The authors use a bar chart to compare the scale of training data across different models, showing that UniHand-2.0 has the largest training data volume, with over 35,000 robot manipulation hours and 20,000 human demonstration hours, while also supporting the most embodiments. In contrast, models like pi0.5 and pi0 have significantly less robot manipulation data and fewer supported embodiments, indicating a trade-off between data scale and embodiment coverage.

The authors compare Being-H0.5 against various methods on the RoboCasa benchmark, evaluating both specialist and generalist training regimes. Results show that Being-H0.5 achieves state-of-the-art performance, with the generalist variant reaching 53.3% success and the specialist variant achieving 53.9%, outperforming prior methods that use 3D inputs or are based on RGB-only observations.

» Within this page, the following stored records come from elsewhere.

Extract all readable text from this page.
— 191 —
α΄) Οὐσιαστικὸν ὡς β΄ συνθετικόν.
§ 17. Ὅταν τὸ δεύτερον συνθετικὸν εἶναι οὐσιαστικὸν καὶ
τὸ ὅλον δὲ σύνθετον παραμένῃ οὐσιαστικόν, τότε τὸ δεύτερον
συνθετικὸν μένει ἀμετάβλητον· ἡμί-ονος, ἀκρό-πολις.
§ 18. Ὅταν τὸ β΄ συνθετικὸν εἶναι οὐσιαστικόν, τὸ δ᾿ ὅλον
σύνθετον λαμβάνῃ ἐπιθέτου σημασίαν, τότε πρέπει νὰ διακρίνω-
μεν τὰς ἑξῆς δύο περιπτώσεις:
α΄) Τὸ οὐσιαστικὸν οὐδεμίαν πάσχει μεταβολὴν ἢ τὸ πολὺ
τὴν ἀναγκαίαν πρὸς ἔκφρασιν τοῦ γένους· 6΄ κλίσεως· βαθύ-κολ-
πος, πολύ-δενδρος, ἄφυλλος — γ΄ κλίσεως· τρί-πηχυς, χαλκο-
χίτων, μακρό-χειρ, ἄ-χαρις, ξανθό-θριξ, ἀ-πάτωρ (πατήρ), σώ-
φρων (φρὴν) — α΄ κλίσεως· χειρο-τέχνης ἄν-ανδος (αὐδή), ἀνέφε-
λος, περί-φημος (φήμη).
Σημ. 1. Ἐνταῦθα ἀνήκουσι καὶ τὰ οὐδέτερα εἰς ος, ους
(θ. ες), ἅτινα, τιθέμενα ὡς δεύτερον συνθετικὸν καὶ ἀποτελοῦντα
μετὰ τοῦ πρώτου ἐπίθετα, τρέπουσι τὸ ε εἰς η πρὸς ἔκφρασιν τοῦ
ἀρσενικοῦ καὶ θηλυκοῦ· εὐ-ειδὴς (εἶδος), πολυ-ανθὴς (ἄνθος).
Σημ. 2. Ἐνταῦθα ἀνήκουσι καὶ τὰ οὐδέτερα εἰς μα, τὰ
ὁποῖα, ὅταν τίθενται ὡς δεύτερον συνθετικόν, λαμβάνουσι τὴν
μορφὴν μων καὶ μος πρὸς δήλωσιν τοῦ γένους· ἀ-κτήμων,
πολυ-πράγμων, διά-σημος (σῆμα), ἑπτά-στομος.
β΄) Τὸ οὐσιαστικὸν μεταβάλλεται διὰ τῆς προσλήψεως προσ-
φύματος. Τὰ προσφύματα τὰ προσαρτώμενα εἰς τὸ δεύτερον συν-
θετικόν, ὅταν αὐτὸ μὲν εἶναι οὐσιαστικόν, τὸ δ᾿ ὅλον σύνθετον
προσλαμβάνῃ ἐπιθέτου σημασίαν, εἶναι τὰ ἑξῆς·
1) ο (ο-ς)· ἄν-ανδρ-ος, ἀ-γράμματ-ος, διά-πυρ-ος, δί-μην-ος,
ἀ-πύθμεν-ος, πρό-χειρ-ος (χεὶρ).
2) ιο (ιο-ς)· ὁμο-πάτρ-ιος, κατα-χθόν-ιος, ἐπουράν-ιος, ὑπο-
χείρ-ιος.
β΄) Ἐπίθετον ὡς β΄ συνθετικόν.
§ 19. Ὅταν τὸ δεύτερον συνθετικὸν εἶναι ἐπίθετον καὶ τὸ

The authors analyze the impact of human-centric pretraining on downstream adaptation in a single-task 5-shot setting, showing that initializing with human-centric weights leads to significant gains across all task categories, particularly in long-horizon tasks. When the core reasoning components (Und + ViT) are frozen, the pretrained model achieves a +25.8% average improvement over the baseline, indicating that pretraining provides strong foundational priors that reduce overfitting and enhance generalization under limited data.

The authors use a real-robot evaluation to assess the performance of Being-H0.5 across four task categories: Spatial, Long Horizon, Bimanual, and Generalization. Results show that the Being-H0.5-generalist model achieves high success rates in all categories, with the highest performance in Generalization (80%), followed by Spatial (70%), Long Horizon (60%), and Bimanual (45%). Removing the MPG and UAC components significantly degrades performance, especially in Long Horizon and Bimanual tasks, indicating their critical role in maintaining robustness during complex, asynchronous, and coordinated manipulations.